Tunisie – Décès de l’écrivaine, journaliste et militante des droits de l’homme Noura Borsali

L’universitaire, la militante des droits de l’homme, la reporter et l’ex-membre de l’Instance Vérité et Dignité Noura Borsali est décédée dans la nuit du lundi au mardi ont indiqué plusieurs proches.

Universitaire et femme de culture, férue de musique, de théâtre et de cinéma, la Noura Borsal était l’une des plus belles plumes de Tunis, l’une des plus indépendantes et des plus pondérées aussi. Ses chroniques, notamment politiques, frappées du sceau de la culture, de la subtilité et du bon goût, au ton toujours juste et mesuré, nous manqueront certainement beaucoup. A publié le site Kapitalis pour lui rendre hommage.

Militante de gauche et grande féministe, qui a pris part au cours des 40 dernières années aux combats pour les droits des femmes, et pour les droits tout court, elle a écrit de nombreux ouvrages consacrés à l’histoire de la Tunisie contemporaine.

Critique de cinéma, ancienne présidente de l’Association tunisienne pour la promotion de la critique cinématographique (ATPCC), Noura Borsali a beaucoup écrit sur le cinéma tunisien, arabe et africain. On lui doit notamment un essai intitulé ‘‘Ébauche d’un état des lieux de la critique cinématographique au Maghreb’’.

Titulaire d’un DEA de sémiologie de l’université Paris VII, elle a longtemps enseigné les lettres françaises à la Faculté des sciences juridiques, politiques et sociales et de Tunis. Noura Borsali a collaboré avec Réalités et Le Maghreb et a été grand reporter en Algérie, en Égypte et au Maroc.

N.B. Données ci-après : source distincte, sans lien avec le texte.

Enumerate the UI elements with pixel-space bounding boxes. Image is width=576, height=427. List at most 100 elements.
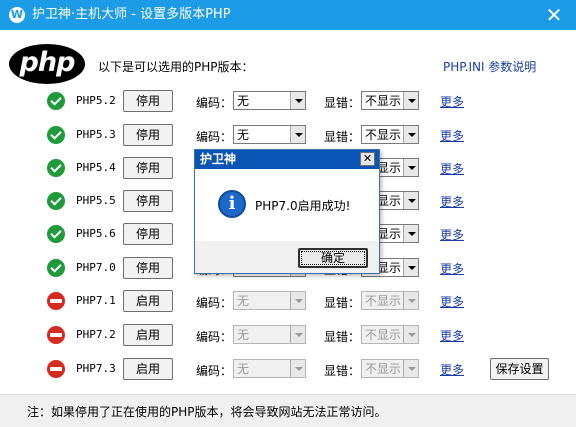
error-display-select: 不显示: [361, 325, 419, 344]
enabled-check-icon: [47, 192, 65, 210]
disabled-stop-icon: [47, 326, 65, 344]
save-settings-button[interactable]: 保存设置: [490, 358, 549, 380]
error-display-value: 不显示: [365, 128, 402, 142]
more-link[interactable]: 更多: [440, 127, 464, 144]
chevron-down-icon: [403, 225, 418, 242]
encoding-value: 无: [237, 94, 250, 108]
disabled-stop-icon: [47, 292, 65, 310]
chevron-down-icon: [290, 360, 305, 377]
php-ini-help-link[interactable]: PHP.INI 参数说明: [443, 58, 536, 75]
chevron-down-icon: [403, 192, 418, 209]
chevron-down-icon: [290, 92, 305, 109]
window-close-button[interactable]: ✕: [542, 3, 566, 27]
more-link[interactable]: 更多: [440, 361, 464, 378]
toggle-button[interactable]: 停用: [123, 157, 173, 179]
toggle-button[interactable]: 停用: [123, 124, 173, 146]
encoding-value: 无: [237, 128, 250, 142]
chevron-down-icon: [403, 259, 418, 276]
footer-note: 注：如果停用了正在使用的PHP版本，将会导致网站无法正常访问。: [27, 405, 387, 419]
info-icon: i: [218, 190, 246, 218]
chevron-down-icon: [403, 326, 418, 343]
chevron-down-icon: [403, 292, 418, 309]
encoding-label: 编码：: [196, 364, 233, 378]
chevron-down-icon: [403, 159, 418, 176]
version-name: PHP7.1: [76, 294, 116, 307]
enabled-check-icon: [47, 126, 65, 144]
version-name: PHP7.0: [76, 261, 116, 274]
version-name: PHP5.5: [76, 194, 116, 207]
chevron-down-icon: [290, 292, 305, 309]
enabled-check-icon: [47, 259, 65, 277]
version-name: PHP7.2: [76, 328, 116, 341]
chevron-down-icon: [403, 360, 418, 377]
toggle-button[interactable]: 停用: [123, 190, 173, 212]
toggle-button[interactable]: 启用: [123, 324, 173, 346]
error-display-value: 不显示: [365, 328, 402, 342]
chevron-down-icon: [403, 92, 418, 109]
error-display-select[interactable]: 不显示: [361, 91, 419, 110]
error-display-select: 不显示: [361, 291, 419, 310]
version-name: PHP5.2: [76, 94, 116, 107]
version-row: PHP7.2 启用 编码： 无 显错： 不显示 更多: [0, 322, 576, 348]
more-link[interactable]: 更多: [440, 260, 464, 277]
encoding-select[interactable]: 无: [233, 91, 306, 110]
encoding-label: 编码：: [196, 130, 233, 144]
version-name: PHP7.3: [76, 362, 116, 375]
version-name: PHP5.3: [76, 128, 116, 141]
toggle-button[interactable]: 启用: [123, 290, 173, 312]
window-title: 护卫神·主机大师 - 设置多版本PHP: [32, 7, 231, 22]
more-link[interactable]: 更多: [440, 293, 464, 310]
version-row: PHP5.3 停用 编码： 无 显错： 不显示 更多: [0, 122, 576, 148]
intro-text: 以下是可以选用的PHP版本：: [98, 60, 254, 74]
encoding-label: 编码：: [196, 330, 233, 344]
more-link[interactable]: 更多: [440, 193, 464, 210]
encoding-label: 编码：: [196, 296, 233, 310]
toggle-button[interactable]: 停用: [123, 223, 173, 245]
dialog-body: i PHP7.0启用成功!: [195, 169, 379, 241]
version-row: PHP7.1 启用 编码： 无 显错： 不显示 更多: [0, 288, 576, 314]
encoding-select: 无: [233, 359, 306, 378]
app-logo-icon: W: [9, 7, 25, 23]
php-logo: php: [9, 44, 85, 84]
version-name: PHP5.6: [76, 227, 116, 240]
title-bar: W 护卫神·主机大师 - 设置多版本PHP ✕: [0, 0, 576, 30]
error-display-label: 显错：: [324, 130, 361, 144]
toggle-button[interactable]: 停用: [123, 90, 173, 112]
error-display-value: 不显示: [365, 362, 402, 376]
version-row: PHP5.2 停用 编码： 无 显错： 不显示 更多: [0, 88, 576, 114]
ok-button[interactable]: 确定: [298, 248, 368, 268]
error-display-label: 显错：: [324, 364, 361, 378]
more-link[interactable]: 更多: [440, 93, 464, 110]
error-display-label: 显错：: [324, 330, 361, 344]
more-link[interactable]: 更多: [440, 160, 464, 177]
dialog-title-bar: 护卫神 ✕: [195, 150, 379, 169]
message-dialog: 护卫神 ✕ i PHP7.0启用成功! 确定: [194, 149, 380, 274]
error-display-select: 不显示: [361, 359, 419, 378]
dialog-title: 护卫神: [200, 152, 237, 166]
encoding-select: 无: [233, 291, 306, 310]
encoding-label: 编码：: [196, 96, 233, 110]
enabled-check-icon: [47, 225, 65, 243]
dialog-message: PHP7.0启用成功!: [255, 199, 351, 213]
more-link[interactable]: 更多: [440, 226, 464, 243]
toggle-button[interactable]: 停用: [123, 257, 173, 279]
enabled-check-icon: [47, 159, 65, 177]
encoding-select[interactable]: 无: [233, 125, 306, 144]
more-link[interactable]: 更多: [440, 327, 464, 344]
disabled-stop-icon: [47, 360, 65, 378]
error-display-select[interactable]: 不显示: [361, 125, 419, 144]
error-display-value: 不显示: [365, 94, 402, 108]
encoding-value: 无: [237, 362, 250, 376]
toggle-button[interactable]: 启用: [123, 358, 173, 380]
enabled-check-icon: [47, 92, 65, 110]
version-name: PHP5.4: [76, 161, 116, 174]
error-display-label: 显错：: [324, 296, 361, 310]
error-display-value: 不显示: [365, 294, 402, 308]
chevron-down-icon: [403, 126, 418, 143]
encoding-value: 无: [237, 294, 250, 308]
footer: 注：如果停用了正在使用的PHP版本，将会导致网站无法正常访问。: [0, 394, 576, 427]
dialog-close-button[interactable]: ✕: [360, 152, 375, 166]
chevron-down-icon: [290, 126, 305, 143]
encoding-select: 无: [233, 325, 306, 344]
encoding-value: 无: [237, 328, 250, 342]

Membre de la Haute Instance pour la protection des objectifs de la révolution, la réforme politique et la transition démocratique présidée par Yadh Ben Achour, elle a également fait partie de l’Instance Vérité et Dignité avant d’en démissionner.

Elle est l’auteure d’un ouvrage de référence sur ‘‘Bourguiba à l’épreuve de la démocratie (1956-1963)’’ (Tunis, 2008), fruit d’une enquête fouillée et sans concession sur le coup d’Etat contre Bourguiba de 1962, et ses conséquences: la répression des partisans de Salah Ben Youssef et le sort terrible que le premier président tunisien a réservé aux fellagas.

On lui doit également un ‘Livre d’entretien avec Ahmed Ben Salah’’  (Tunis, 2008), ‘‘Algérie, la difficile démocratie. Regards d’une journaliste tunisienne sur l’Algérie de l’après-octobre 1988’’ (Tunis, 2008), des reportages journalistiques effectués en Algérie, ‘‘Tunisie, le défi égalitaire. Écrits féministes’’  (Tunis, 2012, Prix Zoubeida Bechir de la recherche sur le genre, Credif, Tunis 2013).